In a nutshell, if public relations efforts generate a story about your products or device, they should link back to the most important pages about them. These are informational pages, landing pages. In general, avoid linking to the home page, or worse, the press/news section.
Here’s why: Imagine a publisher/media site about medical issues. Within their taxonomy, they have a cardiology/heart health category with dozens of related articles.
That category section’s pages are authoritative on the subject. Over time, they will probably grow even more so!
The citation and deeplink from these authoritative pages will help bots see that your page (assuming on-page elements are well-optimized) is likely a relevant source, and will provide searchers/users with a good result. Thus, that one press release, and the reality behind it, could be the difference between a second and first page ranking.
3. Brand Promotion > Content Publicity > Link-building. Links ultimately come from people, not websites. The links you want to receive most are procured manually.
Here’s an excellent resource on building links from Eric Ward who was instrumental in Amazon’s launch: Link-building fundamentals. The best rule of thumb: If you’d want the link even if it didn’t affect your search rankings, then that’s the link you should move heaven and earth to get.
A single link that can consistently pass relevant referral traffic (even a trickle) will probably do more for you in the long run (directly and in search) than even a hundred links on zero traffic pages.
The following pointers are edited slightly from Eric Ward’s original points:
- Links that point to your page tell a story about your page, like a transcript
- Engines decide if that story is credible and make decisions about your page’s ranking
- Since the linking approach required for any given website must vary depending on the site’s focus, content, and intended audience, each site deserves its own link-building/content publicity plan or blueprint
- Your most important decision about links will be which ones to pursue, and why
Final Notes
Obtaining organic and genuine links from people who respect your product and/or brand is necessary and possible, organically and genuinely. Get the maximum value out of the content you’ve created and the products you offer. Produce something of merit, and let the right people know.
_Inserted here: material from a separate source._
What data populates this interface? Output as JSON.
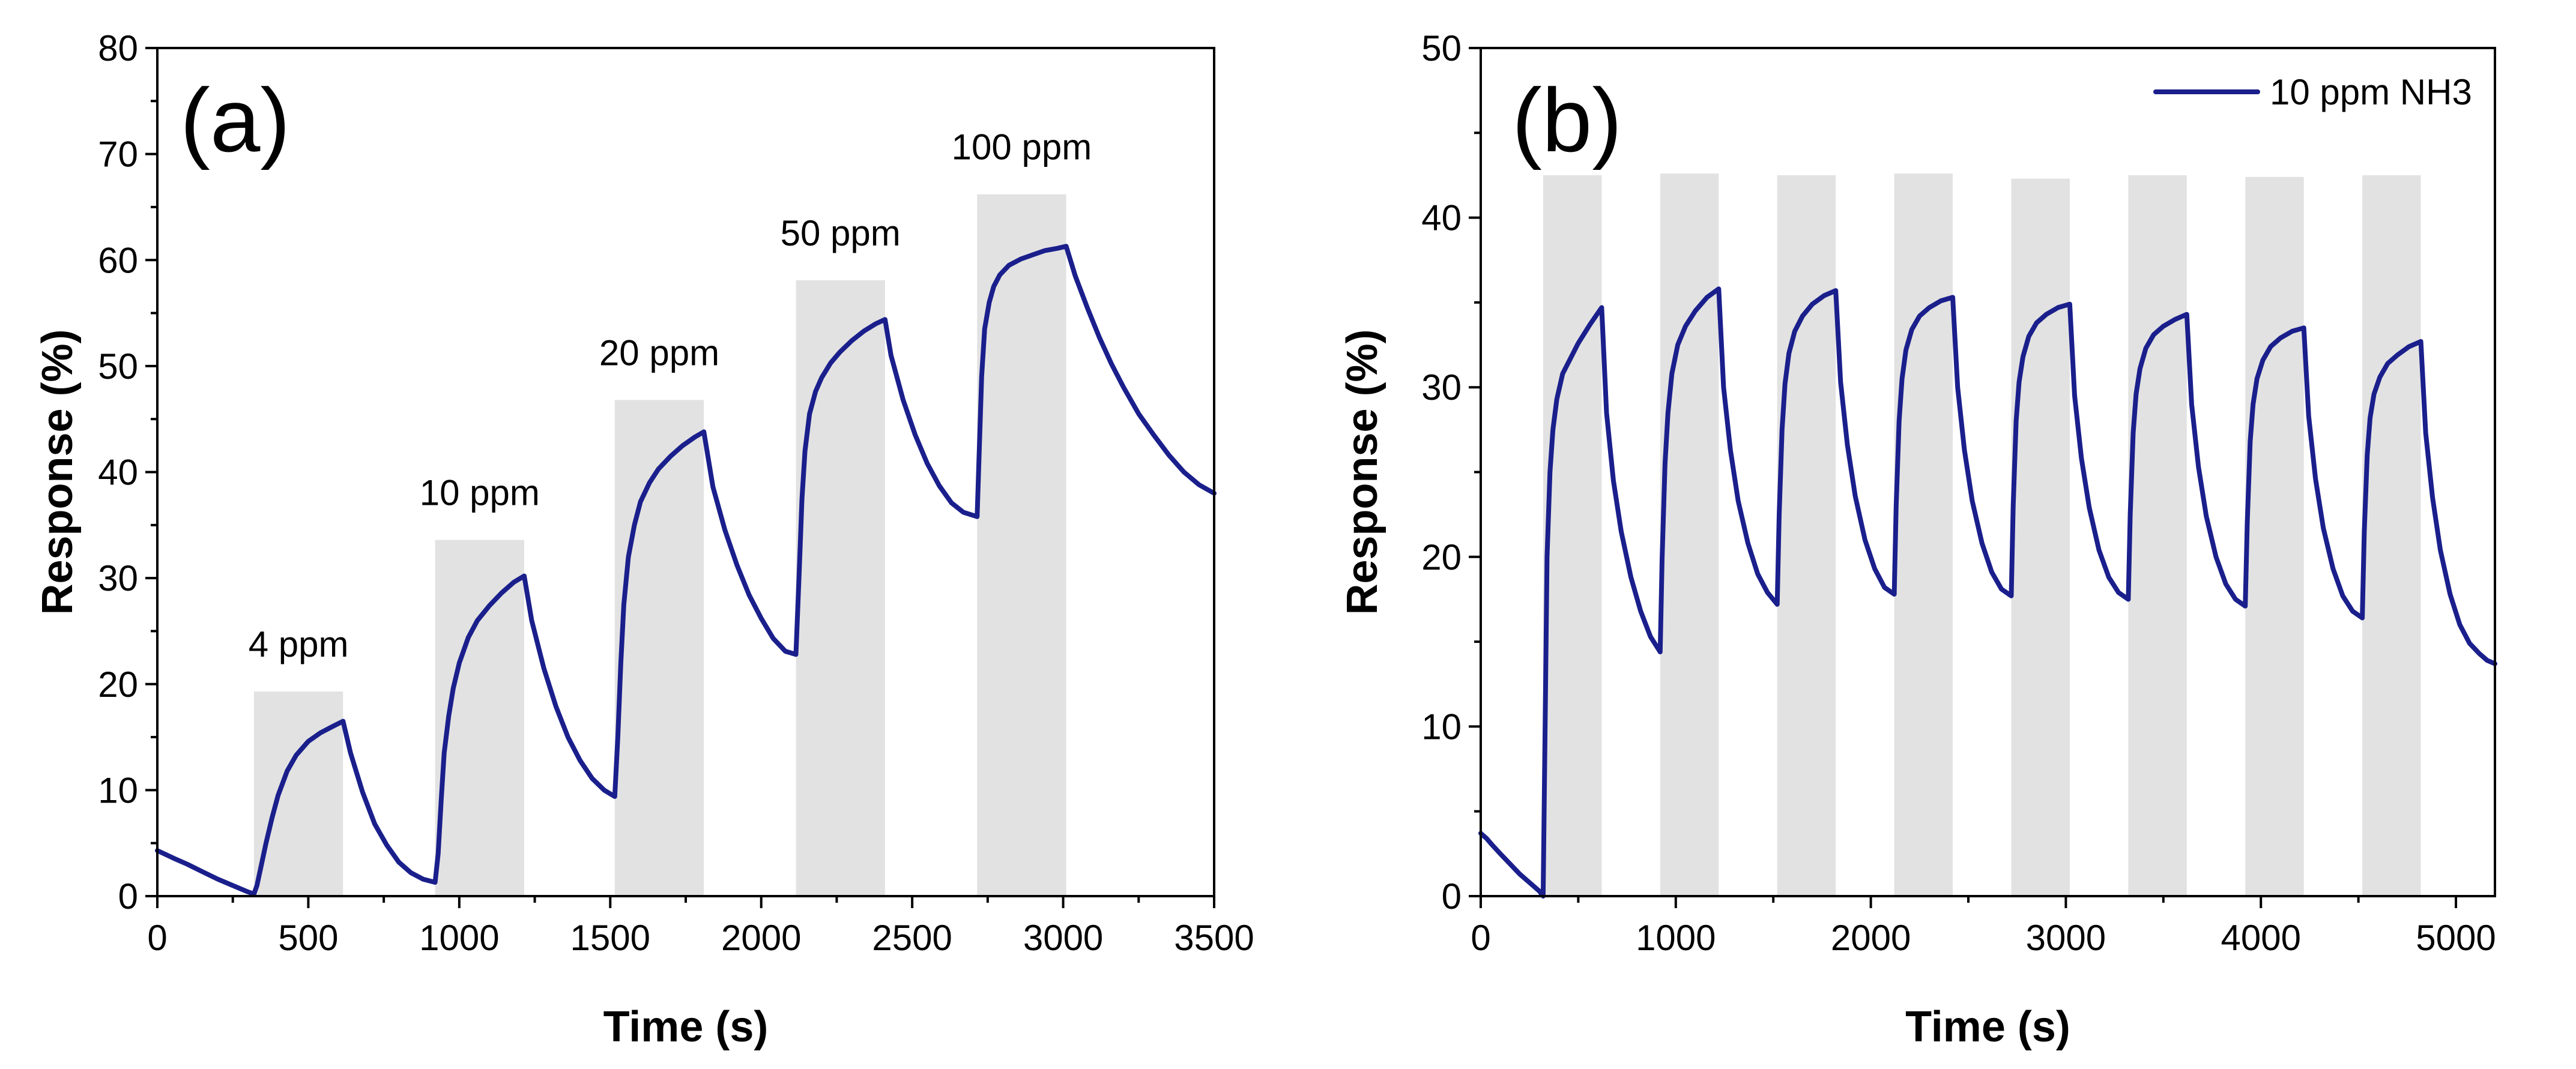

Links may not always remain the primary signal Google uses to determine how to rank a page, but they will be always be important. (In a future article for Joe, I will discuss AuthorRank and how that will affect many content strategies.)
Referral traffic also comes from social media channels. A shared piece of content on a Facebook page or LinkedIn group could win you some direct traffic (be sure to include your link in any photo caption or infographic share) and there is some evidence this will be a cumulative signal to search engines about the content’s merits.
Just don’t be persuaded that a social link is all you need: Most social network outbound links are “nofollowed.” And think about it: Ten links from Facebook are all from one domain. How relevant a signal will that be for the bots?
Further resources: Point Blank SEO – Creative Link Building Ideas.
Glossary
Nofollow/dofollow: This is what’s known as a relational indicator, informing the bots whether they should traverse the path of a link or not. In general, the best evidence we have is that a dofollow link will pass more value to your page than a nofollowed link. There is some disagreement on whether a nofollow citation (as are all the links and references in Wikipedia) might still be counted as a signal to most of the major search engines.
Backlink: Another way of referring to a link pointing at your destination page.
Anchor text: The text you click on to follow a link. Most often, links aren’t directly visible to readers. HTML code wraps specific words (most popular: “click here”) and are marked by a font-color (such as blue) distinct from the predominant body of text. The HTML “href” tag that surrounds a link usually automatically either adds an underline or changes the color, depending on the content management system you’re using.
Deeplink: A link to a specific content page, such as a product or a download file, rather than just the root domain.